Aerospace company Blue Origin is expected to hold an uncrewed test flight of its reusable New Shepard spacecraft on Thursday. New Shepherd — designed to one day transport people and payloads to space and back — last launched in a test in Dec. 2019. Thursday’s flight, known as NS-13, will carry 12 payloads and will test landing technologies NASA plans to use to get two astronauts on the moon in 2024.

Elaine Petro

Assistant Professor of Mechanical and Aerospace Engineering

Elaine Petro is an assistant professor of mechanical and aerospace engineering at Cornell University and a former engineer at the NASA Goddard Space Flight Center. She says the upcoming test launch marks progress towards a “sustainable space economy” – particularly through New Shepherd’s use of hydrogen and oxygen as propellants.

Petro says:

“The NS-13 launch of Blue Origin’s New Shepard vehicle marks exciting progress on the route to sustainable human presence in space. This flight will move the New Shepard vehicle closer to readiness for human passengers and in the meantime, it is providing valuable zero-g test conditions for new space technologies and science experiments.

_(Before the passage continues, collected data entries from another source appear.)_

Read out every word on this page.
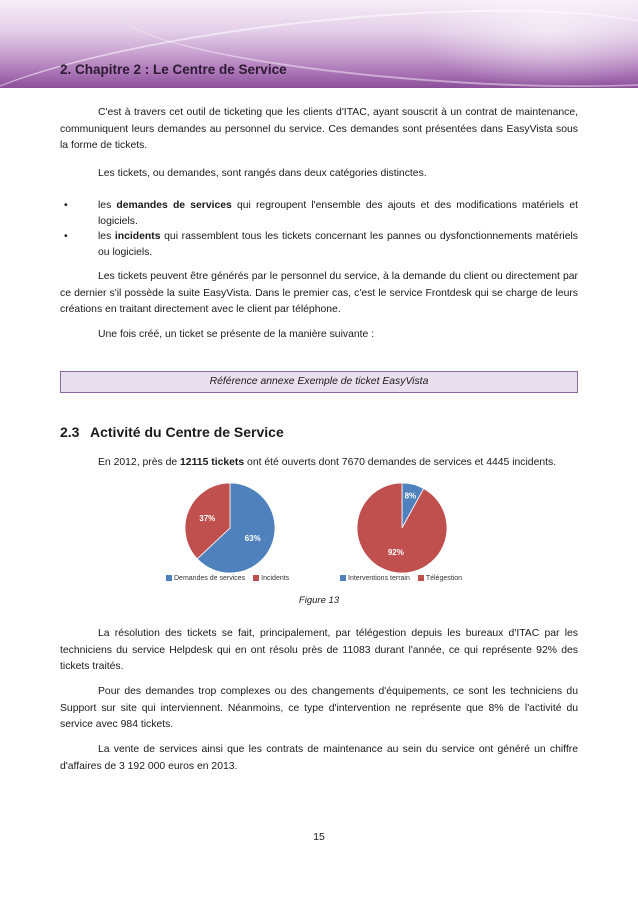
2. Chapitre 2 : Le Centre de Service
C'est à travers cet outil de ticketing que les clients d'ITAC, ayant souscrit à un contrat de maintenance, communiquent leurs demandes au personnel du service. Ces demandes sont présentées dans EasyVista sous la forme de tickets.
Les tickets, ou demandes, sont rangés dans deux catégories distinctes.
•	les demandes de services qui regroupent l'ensemble des ajouts et des modifications matériels et logiciels.
•	les incidents qui rassemblent tous les tickets concernant les pannes ou dysfonctionnements matériels ou logiciels.
Les tickets peuvent être générés par le personnel du service, à la demande du client ou directement par ce dernier s'il possède la suite EasyVista. Dans le premier cas, c'est le service Frontdesk qui se charge de leurs créations en traitant directement avec le client par téléphone.
Une fois créé, un ticket se présente de la manière suivante :
Référence annexe Exemple de ticket EasyVista
2.3 Activité du Centre de Service
En 2012, près de 12115 tickets ont été ouverts dont 7670 demandes de services et 4445 incidents.
63%
37%
Demandes de services Incidents
8%
92%
Interventions terrain Télégestion
Figure 13
La résolution des tickets se fait, principalement, par télégestion depuis les bureaux d'ITAC par les techniciens du service Helpdesk qui en ont résolu près de 11083 durant l'année, ce qui représente 92% des tickets traités.
Pour des demandes trop complexes ou des changements d'équipements, ce sont les techniciens du Support sur site qui interviennent. Néanmoins, ce type d'intervention ne représente que 8% de l'activité du service avec 984 tickets.
La vente de services ainsi que les contrats de maintenance au sein du service ont généré un chiffre d'affaires de 3 192 000 euros en 2013.
15
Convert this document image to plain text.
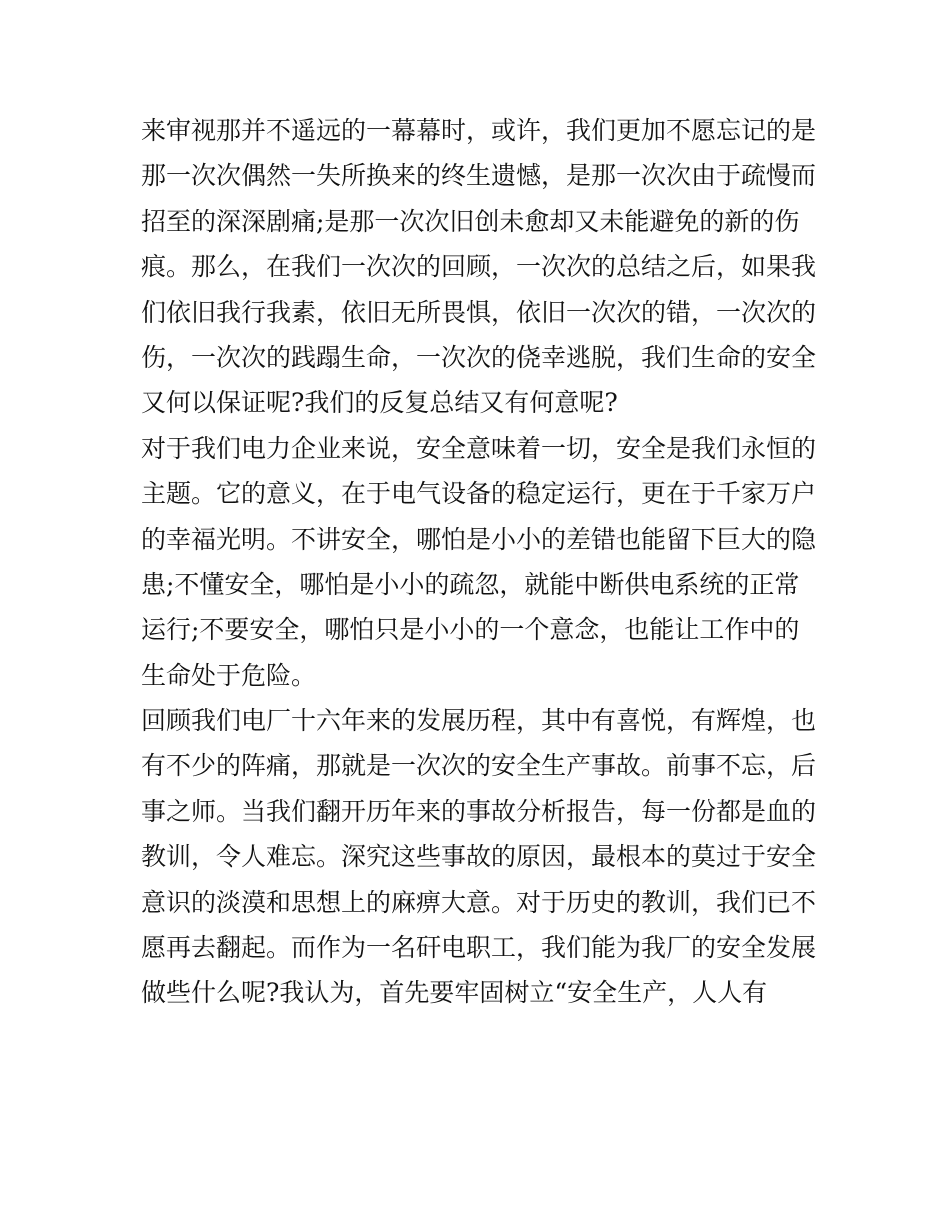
来审视那并不遥远的一幕幕时，或许，我们更加不愿忘记的是
那一次次偶然一失所换来的终生遗憾，是那一次次由于疏慢而
招至的深深剧痛;是那一次次旧创未愈却又未能避免的新的伤
痕。那么，在我们一次次的回顾，一次次的总结之后，如果我
们依旧我行我素，依旧无所畏惧，依旧一次次的错，一次次的
伤，一次次的践蹋生命，一次次的侥幸逃脱，我们生命的安全
又何以保证呢?我们的反复总结又有何意呢?
对于我们电力企业来说，安全意味着一切，安全是我们永恒的
主题。它的意义，在于电气设备的稳定运行，更在于千家万户
的幸福光明。不讲安全，哪怕是小小的差错也能留下巨大的隐
患;不懂安全，哪怕是小小的疏忽，就能中断供电系统的正常
运行;不要安全，哪怕只是小小的一个意念，也能让工作中的
生命处于危险。
回顾我们电厂十六年来的发展历程，其中有喜悦，有辉煌，也
有不少的阵痛，那就是一次次的安全生产事故。前事不忘，后
事之师。当我们翻开历年来的事故分析报告，每一份都是血的
教训，令人难忘。深究这些事故的原因，最根本的莫过于安全
意识的淡漠和思想上的麻痹大意。对于历史的教训，我们已不
愿再去翻起。而作为一名矸电职工，我们能为我厂的安全发展
做些什么呢?我认为，首先要牢固树立“安全生产，人人有
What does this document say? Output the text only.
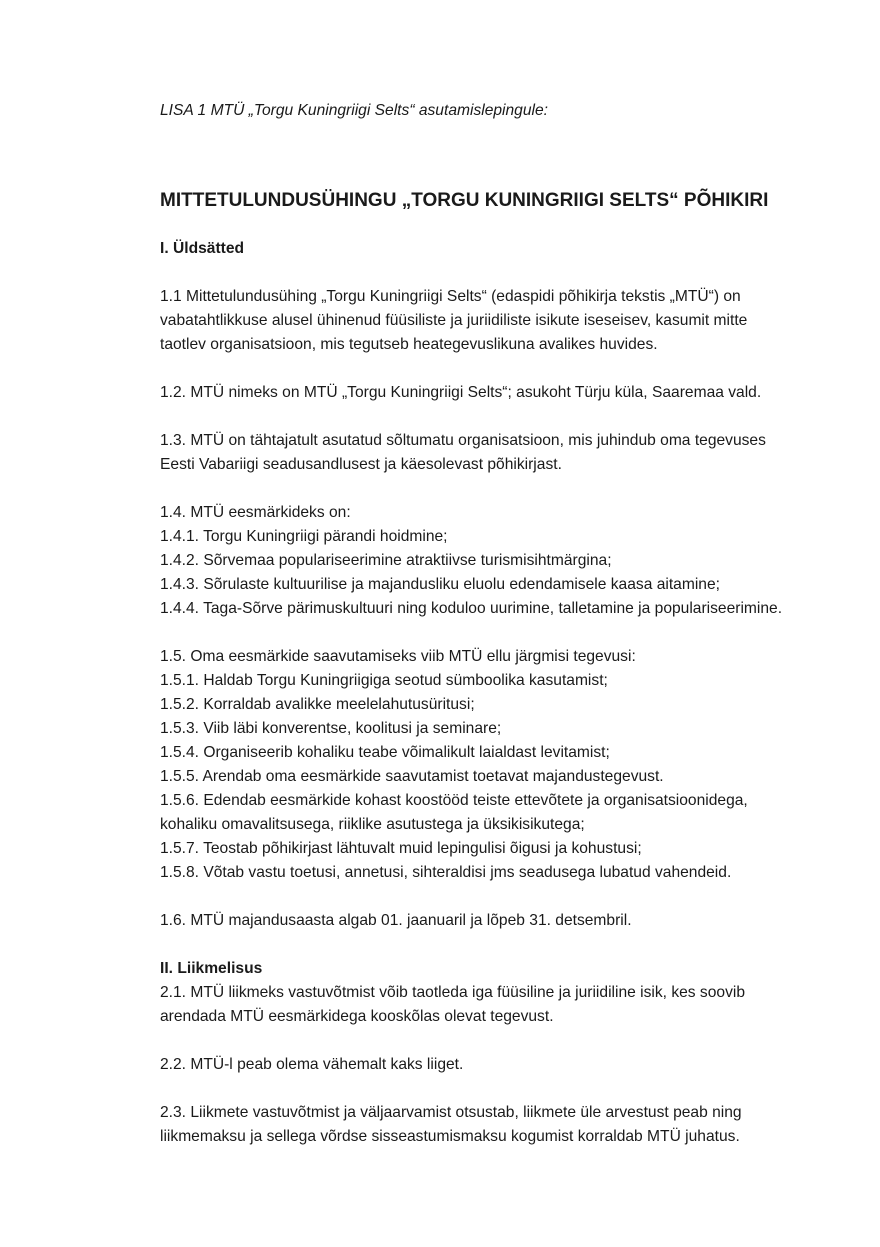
LISA 1 MTÜ „Torgu Kuningriigi Selts“ asutamislepingule:

MITTETULUNDUSÜHINGU „TORGU KUNINGRIIGI SELTS“ PÕHIKIRI

I. Üldsätted

1.1 Mittetulundusühing „Torgu Kuningriigi Selts“ (edaspidi põhikirja tekstis „MTÜ“) on

vabatahtlikkuse alusel ühinenud füüsiliste ja juriidiliste isikute iseseisev, kasumit mitte

taotlev organisatsioon, mis tegutseb heategevuslikuna avalikes huvides.

1.2. MTÜ nimeks on MTÜ „Torgu Kuningriigi Selts“; asukoht Türju küla, Saaremaa vald.

1.3. MTÜ on tähtajatult asutatud sõltumatu organisatsioon, mis juhindub oma tegevuses

Eesti Vabariigi seadusandlusest ja käesolevast põhikirjast.

1.4. MTÜ eesmärkideks on:

1.4.1. Torgu Kuningriigi pärandi hoidmine;

1.4.2. Sõrvemaa populariseerimine atraktiivse turismisihtmärgina;

1.4.3. Sõrulaste kultuurilise ja majandusliku eluolu edendamisele kaasa aitamine;

1.4.4. Taga-Sõrve pärimuskultuuri ning koduloo uurimine, talletamine ja populariseerimine.

1.5. Oma eesmärkide saavutamiseks viib MTÜ ellu järgmisi tegevusi:

1.5.1. Haldab Torgu Kuningriigiga seotud sümboolika kasutamist;

1.5.2. Korraldab avalikke meelelahutusüritusi;

1.5.3. Viib läbi konverentse, koolitusi ja seminare;

1.5.4. Organiseerib kohaliku teabe võimalikult laialdast levitamist;

1.5.5. Arendab oma eesmärkide saavutamist toetavat majandustegevust.

1.5.6. Edendab eesmärkide kohast koostööd teiste ettevõtete ja organisatsioonidega,

kohaliku omavalitsusega, riiklike asutustega ja üksikisikutega;

1.5.7. Teostab põhikirjast lähtuvalt muid lepingulisi õigusi ja kohustusi;

1.5.8. Võtab vastu toetusi, annetusi, sihteraldisi jms seadusega lubatud vahendeid.

1.6. MTÜ majandusaasta algab 01. jaanuaril ja lõpeb 31. detsembril.

II. Liikmelisus

2.1. MTÜ liikmeks vastuvõtmist võib taotleda iga füüsiline ja juriidiline isik, kes soovib

arendada MTÜ eesmärkidega kooskõlas olevat tegevust.

2.2. MTÜ-l peab olema vähemalt kaks liiget.

2.3. Liikmete vastuvõtmist ja väljaarvamist otsustab, liikmete üle arvestust peab ning

liikmemaksu ja sellega võrdse sisseastumismaksu kogumist korraldab MTÜ juhatus.
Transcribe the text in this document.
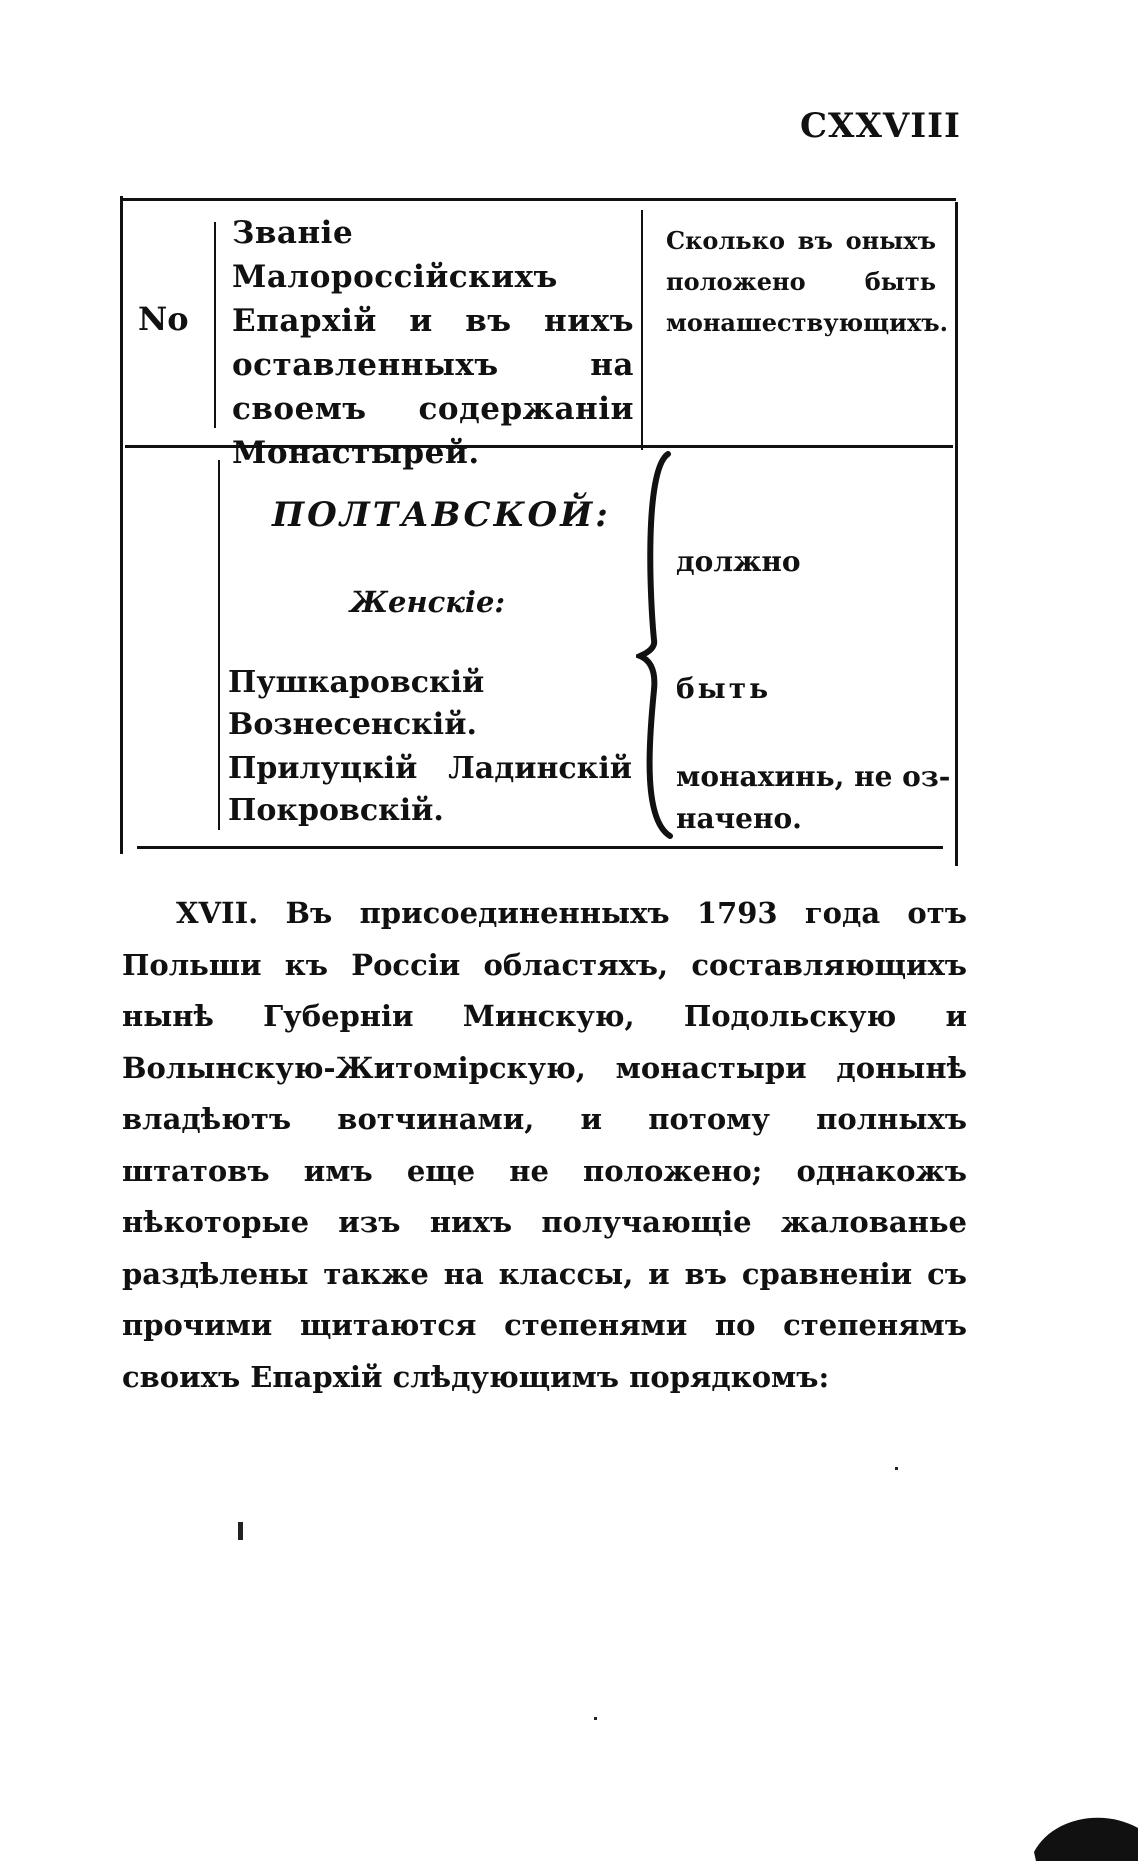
CXXVIII
No
Званіе Малороссійскихъ Епархій и въ нихъ оставленныхъ на своемъ содержаніи Монастырей.
Сколько въ оныхъ положено быть монашествующихъ.
ПОЛТАВСКОЙ:
Женскіе:
Пушкаровскій Вознесенскій.
Прилуцкій Ладинскій Покровскій.
должно
быть
монахинь, не оз-
начено.
XVII. Въ присоединенныхъ 1793 года отъ Польши къ Россіи областяхъ, составляющихъ нынѣ Губерніи Минскую, Подольскую и Волынскую-Житомірскую, монастыри донынѣ владѣютъ вотчинами, и потому полныхъ штатовъ имъ еще не положено; однакожъ нѣкоторые изъ нихъ получающіе жалованье раздѣлены также на классы, и въ сравненіи съ прочими щитаются степенями по степенямъ своихъ Епархій слѣдующимъ порядкомъ:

“One aspect that is exciting about the New Shepard design is its use of hydrogen and oxygen (LOX, LH2) propellants which are combusted to provide the heavy lift needed to reach orbit (and land the rocket safely). In our plans to go back to the moon and beyond, we will need to rely on in-situ resources and LOX and LH2 can be harvested from water stored in lunar and other surfaces across the solar system. So, the New Shepard flight happening this week certainly marks an important step and continued progress towards a more sustainable space economy.”